An Australian man has been given a 10-month jail sentence for taunting and filming police officers while they were dying at a crash scene.

Last month, the man, Richard Pusey, pleaded guilty to the rare charge of outraging public decency, along with other offences. The 42-year-old has already been in custody for almost 300 days, reported BBC.

Last month, Judge Trevor Wraight said that the media had demonized Pusey so much that he was "probably the most hated man in Australia."

In April 2020, Pusey, a mortgage broker, was pulled over by four police officers for driving his Porsche at 93 miles per hour on Melbourne’s Eastern Freeway. While they were making his arrest, all four officers were hit by a truck. Senior Constables Lynette Taylor and Kevin King, and Constables Glen Humphris and Josh Prestney died on the spot.

Pusey was not injured as he had been urinating behind roadside bushes at the time. He did not lend a helping hand, insstead, he started making videos of the incident.

The court had heard that Pusey stood over and taunted Senior Constable Taylor while she was under the lorry. Experts said that she was most likely still alive at the time.
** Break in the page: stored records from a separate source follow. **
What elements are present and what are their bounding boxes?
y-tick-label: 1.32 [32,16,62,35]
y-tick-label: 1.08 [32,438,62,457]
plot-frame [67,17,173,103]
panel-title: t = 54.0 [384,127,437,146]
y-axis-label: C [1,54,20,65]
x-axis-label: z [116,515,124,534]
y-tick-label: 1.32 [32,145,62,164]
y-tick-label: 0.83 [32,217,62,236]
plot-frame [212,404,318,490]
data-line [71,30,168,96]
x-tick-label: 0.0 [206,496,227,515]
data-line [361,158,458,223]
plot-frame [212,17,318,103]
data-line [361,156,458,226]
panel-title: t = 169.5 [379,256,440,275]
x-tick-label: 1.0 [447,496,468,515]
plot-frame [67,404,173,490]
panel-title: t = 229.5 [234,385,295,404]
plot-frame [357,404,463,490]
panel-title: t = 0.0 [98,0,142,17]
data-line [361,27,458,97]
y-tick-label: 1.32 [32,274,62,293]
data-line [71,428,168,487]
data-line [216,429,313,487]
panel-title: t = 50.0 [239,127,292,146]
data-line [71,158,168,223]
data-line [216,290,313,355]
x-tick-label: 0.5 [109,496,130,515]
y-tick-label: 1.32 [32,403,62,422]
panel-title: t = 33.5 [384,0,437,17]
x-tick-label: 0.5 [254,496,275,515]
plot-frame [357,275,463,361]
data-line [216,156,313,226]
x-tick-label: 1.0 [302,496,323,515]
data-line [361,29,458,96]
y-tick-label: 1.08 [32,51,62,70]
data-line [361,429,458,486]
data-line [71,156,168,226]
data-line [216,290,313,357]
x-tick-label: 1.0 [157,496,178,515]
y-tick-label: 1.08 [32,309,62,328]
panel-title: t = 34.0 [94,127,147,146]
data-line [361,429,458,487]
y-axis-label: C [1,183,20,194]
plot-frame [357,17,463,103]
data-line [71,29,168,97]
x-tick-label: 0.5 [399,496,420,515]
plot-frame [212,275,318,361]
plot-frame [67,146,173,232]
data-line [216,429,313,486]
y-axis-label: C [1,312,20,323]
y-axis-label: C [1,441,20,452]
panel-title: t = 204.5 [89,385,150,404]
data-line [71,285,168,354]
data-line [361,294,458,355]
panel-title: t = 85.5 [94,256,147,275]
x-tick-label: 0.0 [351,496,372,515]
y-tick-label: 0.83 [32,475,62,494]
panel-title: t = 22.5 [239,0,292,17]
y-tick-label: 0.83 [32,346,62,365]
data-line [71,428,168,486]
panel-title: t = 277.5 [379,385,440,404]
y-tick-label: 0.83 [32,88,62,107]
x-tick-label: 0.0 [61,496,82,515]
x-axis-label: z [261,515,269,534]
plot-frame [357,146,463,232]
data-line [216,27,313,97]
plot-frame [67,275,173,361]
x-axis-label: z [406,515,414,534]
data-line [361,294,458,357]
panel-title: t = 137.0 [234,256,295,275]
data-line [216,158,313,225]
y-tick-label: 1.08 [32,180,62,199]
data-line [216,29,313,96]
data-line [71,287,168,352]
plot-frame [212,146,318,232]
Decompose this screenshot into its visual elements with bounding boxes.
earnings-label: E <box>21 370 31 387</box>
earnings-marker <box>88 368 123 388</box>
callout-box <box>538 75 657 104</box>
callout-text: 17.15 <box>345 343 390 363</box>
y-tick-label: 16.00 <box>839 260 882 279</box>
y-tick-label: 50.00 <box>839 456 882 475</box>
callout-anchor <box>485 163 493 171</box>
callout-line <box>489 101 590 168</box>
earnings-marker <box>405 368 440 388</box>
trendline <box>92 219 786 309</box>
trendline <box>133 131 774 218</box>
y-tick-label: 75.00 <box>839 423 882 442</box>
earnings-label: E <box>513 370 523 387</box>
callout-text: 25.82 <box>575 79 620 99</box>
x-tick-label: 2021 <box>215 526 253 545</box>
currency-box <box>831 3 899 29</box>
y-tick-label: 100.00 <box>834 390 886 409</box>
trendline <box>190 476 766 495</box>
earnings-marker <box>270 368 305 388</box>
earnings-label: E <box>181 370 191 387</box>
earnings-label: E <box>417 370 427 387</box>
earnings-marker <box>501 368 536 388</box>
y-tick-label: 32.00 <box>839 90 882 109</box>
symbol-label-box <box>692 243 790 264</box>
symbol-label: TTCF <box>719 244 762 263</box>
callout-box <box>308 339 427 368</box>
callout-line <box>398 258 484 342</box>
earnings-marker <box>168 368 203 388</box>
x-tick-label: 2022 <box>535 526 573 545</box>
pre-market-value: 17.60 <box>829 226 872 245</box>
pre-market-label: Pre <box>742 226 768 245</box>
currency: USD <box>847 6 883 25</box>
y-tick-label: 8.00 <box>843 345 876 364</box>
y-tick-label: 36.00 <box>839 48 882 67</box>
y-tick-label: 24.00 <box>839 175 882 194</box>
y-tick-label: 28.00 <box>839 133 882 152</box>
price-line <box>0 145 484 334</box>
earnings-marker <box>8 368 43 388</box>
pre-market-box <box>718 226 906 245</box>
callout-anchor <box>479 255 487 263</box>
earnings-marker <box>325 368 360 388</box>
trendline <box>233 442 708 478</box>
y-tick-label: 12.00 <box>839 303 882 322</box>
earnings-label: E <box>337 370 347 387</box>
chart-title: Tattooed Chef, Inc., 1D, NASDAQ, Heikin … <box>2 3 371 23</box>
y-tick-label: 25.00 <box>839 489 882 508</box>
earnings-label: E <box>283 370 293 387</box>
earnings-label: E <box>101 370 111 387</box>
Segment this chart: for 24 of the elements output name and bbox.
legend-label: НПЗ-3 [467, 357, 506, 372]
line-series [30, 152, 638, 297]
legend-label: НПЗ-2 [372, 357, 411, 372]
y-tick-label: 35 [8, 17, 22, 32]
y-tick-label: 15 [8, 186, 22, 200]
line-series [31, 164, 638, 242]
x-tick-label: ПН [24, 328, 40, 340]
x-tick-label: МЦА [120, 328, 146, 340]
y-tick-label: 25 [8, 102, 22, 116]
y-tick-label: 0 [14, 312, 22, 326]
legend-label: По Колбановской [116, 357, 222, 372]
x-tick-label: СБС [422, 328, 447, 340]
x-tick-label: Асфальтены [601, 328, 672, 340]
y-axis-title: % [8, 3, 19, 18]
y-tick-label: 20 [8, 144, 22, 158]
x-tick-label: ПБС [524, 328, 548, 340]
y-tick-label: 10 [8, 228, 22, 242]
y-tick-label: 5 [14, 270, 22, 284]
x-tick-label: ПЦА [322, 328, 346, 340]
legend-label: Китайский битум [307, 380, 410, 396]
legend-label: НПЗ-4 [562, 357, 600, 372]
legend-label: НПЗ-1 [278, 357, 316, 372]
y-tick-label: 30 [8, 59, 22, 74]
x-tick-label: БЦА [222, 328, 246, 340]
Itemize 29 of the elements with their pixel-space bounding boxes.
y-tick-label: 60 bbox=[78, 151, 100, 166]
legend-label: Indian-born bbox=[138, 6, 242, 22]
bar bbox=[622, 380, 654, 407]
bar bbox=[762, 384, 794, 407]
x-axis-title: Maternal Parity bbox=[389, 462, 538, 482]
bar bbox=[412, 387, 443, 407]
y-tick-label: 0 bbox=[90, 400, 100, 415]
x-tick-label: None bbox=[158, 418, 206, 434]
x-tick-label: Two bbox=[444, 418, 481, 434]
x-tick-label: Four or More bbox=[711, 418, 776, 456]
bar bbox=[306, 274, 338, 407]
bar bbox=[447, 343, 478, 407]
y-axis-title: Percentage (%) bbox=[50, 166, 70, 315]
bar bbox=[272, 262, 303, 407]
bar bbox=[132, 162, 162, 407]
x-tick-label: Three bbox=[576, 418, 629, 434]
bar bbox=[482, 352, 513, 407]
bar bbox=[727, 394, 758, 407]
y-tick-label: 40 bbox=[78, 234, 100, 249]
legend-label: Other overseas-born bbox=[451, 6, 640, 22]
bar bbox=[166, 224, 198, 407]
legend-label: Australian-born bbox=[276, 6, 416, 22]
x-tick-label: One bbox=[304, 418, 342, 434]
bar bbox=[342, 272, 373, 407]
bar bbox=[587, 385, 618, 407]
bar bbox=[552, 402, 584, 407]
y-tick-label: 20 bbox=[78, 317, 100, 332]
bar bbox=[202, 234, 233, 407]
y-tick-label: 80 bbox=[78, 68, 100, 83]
"There you go. Amazing, absolutely amazing," he said, according to vision from the constable's body-worn camera.

When one of the five bystanders who came to the help the officers asked Pusey to provide aide, he replied, "They’re dead," and continued filming, reported Fox News.

"All I wanted was to go home and have some sushi," he added, before blaming the officers for ruining his sports car.

Soon after making the videos, he ran away. The next day he was arrested at his home and initially charged with speeding, drug possession and reckless conduct offences. But then police also found Pusey's video.

On Wednesday, Judge Wraight condemned Pusey's behavior and said that he was only being sentenced for his actions. "Your conduct in recording the police officers in their dying moments, together with the words you used as you recorded, was not only derogatory and horrible... but it was also callous and reprehensible conduct," Judge Wraight added.

He pointed out that Pusey had a history of mental health problems, including a complex personality disorder "which may go some way to explaining your behavior." But he said that it did not excuse his actions.

Pusey had earlier testified he felt ashamed about the videos and that he often said offensive things "because that's how [it] comes out of my head."

He was also fined $1,000 and put on a two-year good behavior bond. His drivers licence has been suspended as well.

Families and supporters of the police officers were not content with the sentence.

Stuart Schulze, the husband of Constable Taylor, said that he felt "almost unbearable" pain every time he remembered how his wife was treated before her death. "This sentence is totally inappropriate of this offending," he added. Schulze said that it was the court's duty to "set the appropriate standard" in penalising such behavior.

The head of Victoria state's police union also criticized the sentence. "Four upstanding heroes died on that day and… one soulless coward lived," Wayne Gatt said.

Meanwhile, the truck driver, Mohinder Singh, has been jailed to 22 years for the deaths.